I,m always saddened when people are going through difficult and emotional times, but this hard time will pass, and better days are ahead I,m sure
For many (including my self) have failed quits behind them,) But you managed nearly two months, that's truly fantastic, be proud of that
Wishing you better times, and look forward to your updates.
Sorry to read xinyi that you relapsed - the fact you are on here sharing this shows how much you want to beat Mr Nico - my advice to you would be to get back that mindset you had 50 days ago and get back on your new quit as soon as possible, the longer you leave it, the harder it will be for you.
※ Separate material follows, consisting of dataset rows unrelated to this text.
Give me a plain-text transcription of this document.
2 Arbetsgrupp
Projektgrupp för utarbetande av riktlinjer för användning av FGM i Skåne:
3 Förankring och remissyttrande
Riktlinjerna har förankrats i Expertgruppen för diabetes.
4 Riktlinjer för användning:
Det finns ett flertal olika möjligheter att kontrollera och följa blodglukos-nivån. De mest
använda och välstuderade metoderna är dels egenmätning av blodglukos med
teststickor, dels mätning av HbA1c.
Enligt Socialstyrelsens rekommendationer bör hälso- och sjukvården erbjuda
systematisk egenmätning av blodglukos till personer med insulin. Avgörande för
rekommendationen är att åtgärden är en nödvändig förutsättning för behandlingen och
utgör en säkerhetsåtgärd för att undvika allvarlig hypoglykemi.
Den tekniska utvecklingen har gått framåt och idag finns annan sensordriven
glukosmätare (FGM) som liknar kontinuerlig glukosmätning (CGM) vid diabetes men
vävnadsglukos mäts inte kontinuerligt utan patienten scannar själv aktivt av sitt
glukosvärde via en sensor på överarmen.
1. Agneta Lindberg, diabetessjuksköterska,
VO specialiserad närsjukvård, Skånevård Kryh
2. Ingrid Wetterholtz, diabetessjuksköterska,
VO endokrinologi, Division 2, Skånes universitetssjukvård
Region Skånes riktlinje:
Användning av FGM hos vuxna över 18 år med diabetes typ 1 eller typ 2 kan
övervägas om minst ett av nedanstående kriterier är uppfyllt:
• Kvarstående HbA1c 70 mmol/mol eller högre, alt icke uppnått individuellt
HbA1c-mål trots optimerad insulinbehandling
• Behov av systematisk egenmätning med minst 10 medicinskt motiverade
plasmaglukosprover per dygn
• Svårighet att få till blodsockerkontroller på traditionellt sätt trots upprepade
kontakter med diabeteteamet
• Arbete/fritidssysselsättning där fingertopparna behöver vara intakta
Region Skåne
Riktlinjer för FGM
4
Read, read and read more on addiction and above all learn from this relapse which will stand to you when you begin your new journey,
We will be here for you and look forward to seeing you in Day 1 very soon
Thank you RoisinO1 . Hadn't thought of me posting here as a good sign, but guess that's true. Will take on your advice and will post back here again when it's Day 1
Hello. I am sorry to hear you are having such a tough time of things at the moment. Perhaps deal with one thing at a time. You are more than likely feeling emotionally battered right now, so come back to your quit when you are good and ready. I failed more than once so you are not alone in this. What I can tell you about a future quit, is that you have to really, really want to do it and want to do it for yourself, nobody else. My husband still smokes and I never say anything to him because the desire to stop has to come from him, otherwise it is a pointless exercise that will likely result in failure.
Don't waste valuable energy feeling bad about relapsing - you have enough to deal with at the moment.
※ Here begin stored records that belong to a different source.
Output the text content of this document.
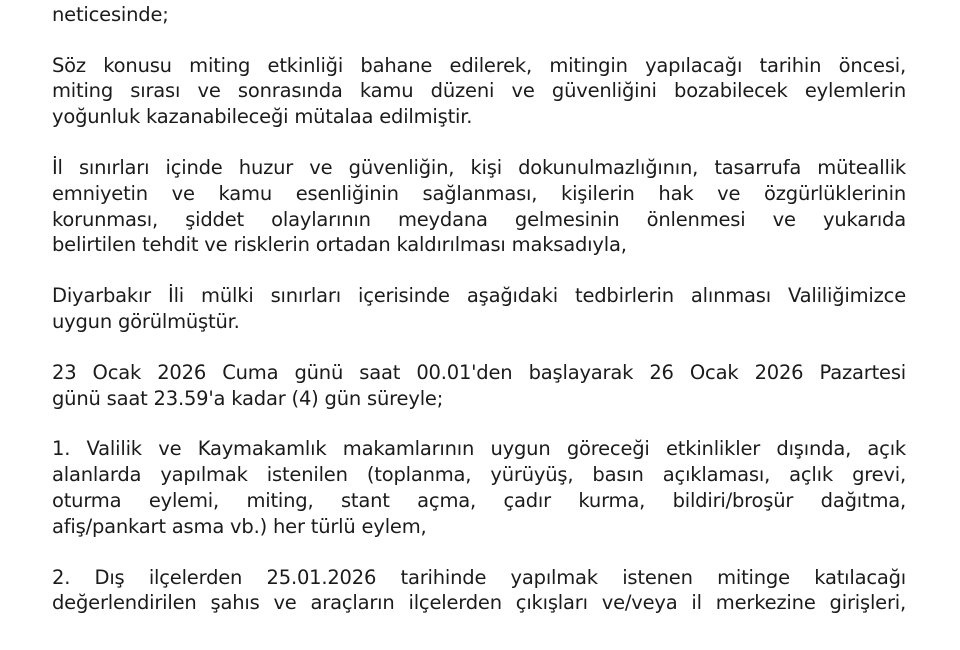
neticesinde;
Söz konusu miting etkinliği bahane edilerek, mitingin yapılacağı tarihin öncesi,
miting sırası ve sonrasında kamu düzeni ve güvenliğini bozabilecek eylemlerin
yoğunluk kazanabileceği mütalaa edilmiştir.
İl sınırları içinde huzur ve güvenliğin, kişi dokunulmazlığının, tasarrufa müteallik
emniyetin ve kamu esenliğinin sağlanması, kişilerin hak ve özgürlüklerinin
korunması, şiddet olaylarının meydana gelmesinin önlenmesi ve yukarıda
belirtilen tehdit ve risklerin ortadan kaldırılması maksadıyla,
Diyarbakır İli mülki sınırları içerisinde aşağıdaki tedbirlerin alınması Valiliğimizce
uygun görülmüştür.
23 Ocak 2026 Cuma günü saat 00.01'den başlayarak 26 Ocak 2026 Pazartesi
günü saat 23.59'a kadar (4) gün süreyle;
1. Valilik ve Kaymakamlık makamlarının uygun göreceği etkinlikler dışında, açık
alanlarda yapılmak istenilen (toplanma, yürüyüş, basın açıklaması, açlık grevi,
oturma eylemi, miting, stant açma, çadır kurma, bildiri/broşür dağıtma,
afiş/pankart asma vb.) her türlü eylem,
2. Dış ilçelerden 25.01.2026 tarihinde yapılmak istenen mitinge katılacağı
değerlendirilen şahıs ve araçların ilçelerden çıkışları ve/veya il merkezine girişleri,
Thank you so much mushen for your reply. Especially the bit about not wasting valuable energy. Hadn't thought of that but it makes so much sense. Thank you for the encouragement and support x
You'll get your mojo back. 53 days is way cool and an emotional affront as you suffered would drive most folks back into the clutches of nicotine. The most important thing to remember is you've done it already so just using it right now. You'll be fine, have total faitch in you
Xinyi...Sorry for the relapse but I think you have cut yor nose to spite your face....Because your boyfriend hate smoking and broke up with you for whatever reason you grabbed the one thing he unlikes the most....Was it to spite him ? because 53 days is almost 2 months and you should have been fairly over the edge...
Please, I am not throwing stones but you need to get mind over matter, throw away that packet of cigarettes and show your (ex) boyfriend you are stronger than he ever anticipated.
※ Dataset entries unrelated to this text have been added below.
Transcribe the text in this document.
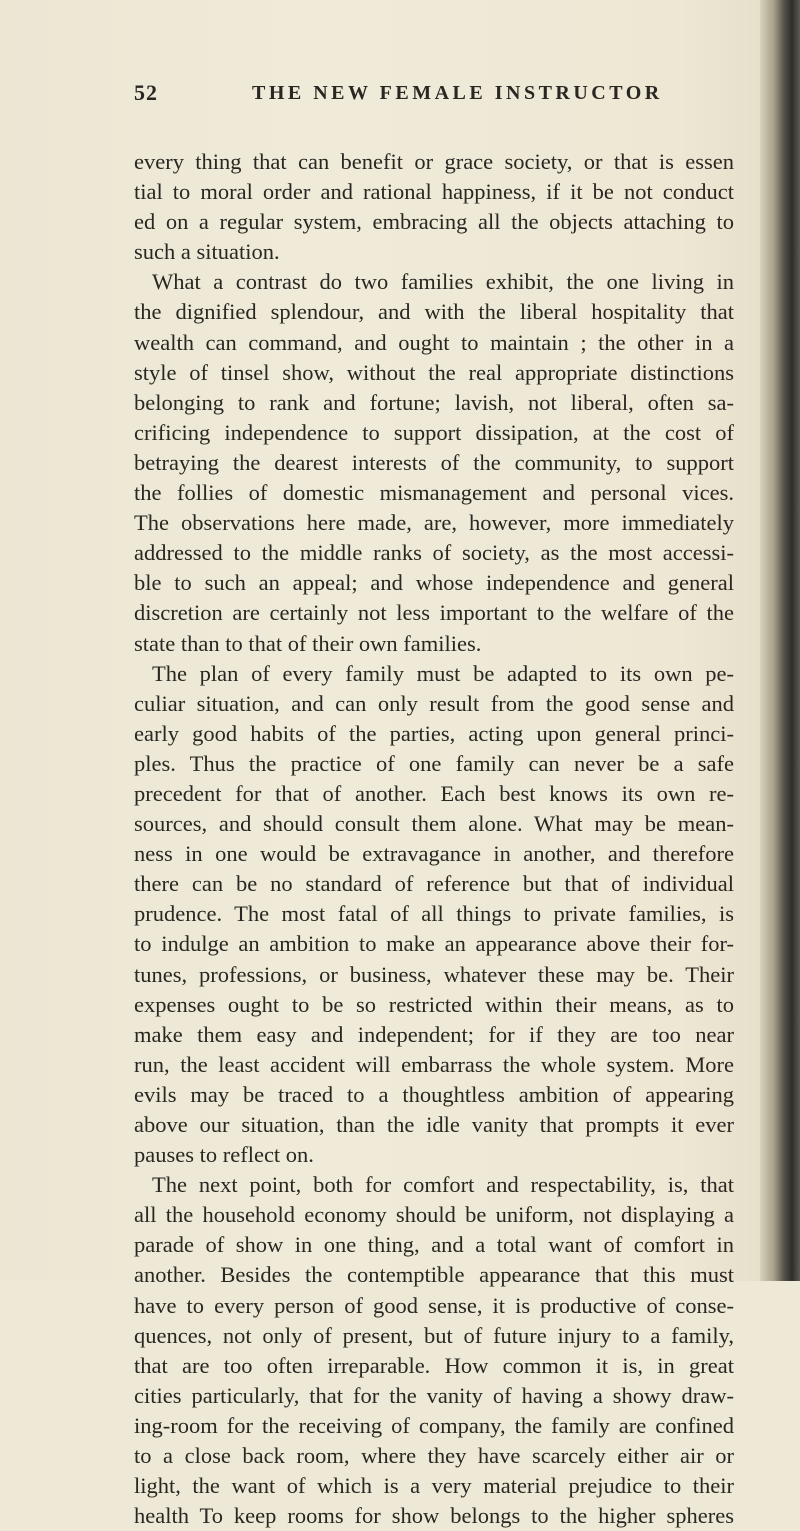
52	THE NEW FEMALE INSTRUCTOR
every thing that can benefit or grace society, or that is essen
tial to moral order and rational happiness, if it be not conduct
ed on a regular system, embracing all the objects attaching to
such a situation.
What a contrast do two families exhibit, the one living in
the dignified splendour, and with the liberal hospitality that
wealth can command, and ought to maintain ; the other in a
style of tinsel show, without the real appropriate distinctions
belonging to rank and fortune; lavish, not liberal, often sa-
crificing independence to support dissipation, at the cost of
betraying the dearest interests of the community, to support
the follies of domestic mismanagement and personal vices.
The observations here made, are, however, more immediately
addressed to the middle ranks of society, as the most accessi-
ble to such an appeal; and whose independence and general
discretion are certainly not less important to the welfare of the
state than to that of their own families.
The plan of every family must be adapted to its own pe-
culiar situation, and can only result from the good sense and
early good habits of the parties, acting upon general princi-
ples. Thus the practice of one family can never be a safe
precedent for that of another. Each best knows its own re-
sources, and should consult them alone. What may be mean-
ness in one would be extravagance in another, and therefore
there can be no standard of reference but that of individual
prudence. The most fatal of all things to private families, is
to indulge an ambition to make an appearance above their for-
tunes, professions, or business, whatever these may be. Their
expenses ought to be so restricted within their means, as to
make them easy and independent; for if they are too near
run, the least accident will embarrass the whole system. More
evils may be traced to a thoughtless ambition of appearing
above our situation, than the idle vanity that prompts it ever
pauses to reflect on.
The next point, both for comfort and respectability, is, that
all the household economy should be uniform, not displaying a
parade of show in one thing, and a total want of comfort in
another. Besides the contemptible appearance that this must
have to every person of good sense, it is productive of conse-
quences, not only of present, but of future injury to a family,
that are too often irreparable. How common it is, in great
cities particularly, that for the vanity of having a showy draw-
ing-room for the receiving of company, the family are confined
to a close back room, where they have scarcely either air or
light, the want of which is a very material prejudice to their
health To keep rooms for show belongs to the higher spheres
Join us and soon you will be a smoker who never wants to smoke again....!!
RoisinO1Administrator3 Years Smoke Free• in reply toHercu
Hey Hercu, thanks for the tough love! Admittedly I did consider not starting again because I knew he didn't like it, and I respected that and knew logically that I shouldn't, especially after having made it that far. In my mind, it felt like I needed to just focus on me and do it for myself. But yea that's ironic. Maybe subconsciously I thought what you said. Will take on what you've said, thank you.
Thank you Xinyi....Sometimes you must be cruel to be kind.....I am really sorry if I was to harsh but it is your body and you made it so far...Truly there was days when I wondered if it is worth it to quit... But the moment I smelled the soil...the grass....my own wife... I knew I never want to smoke again.....So please jump back on and and quit....!!!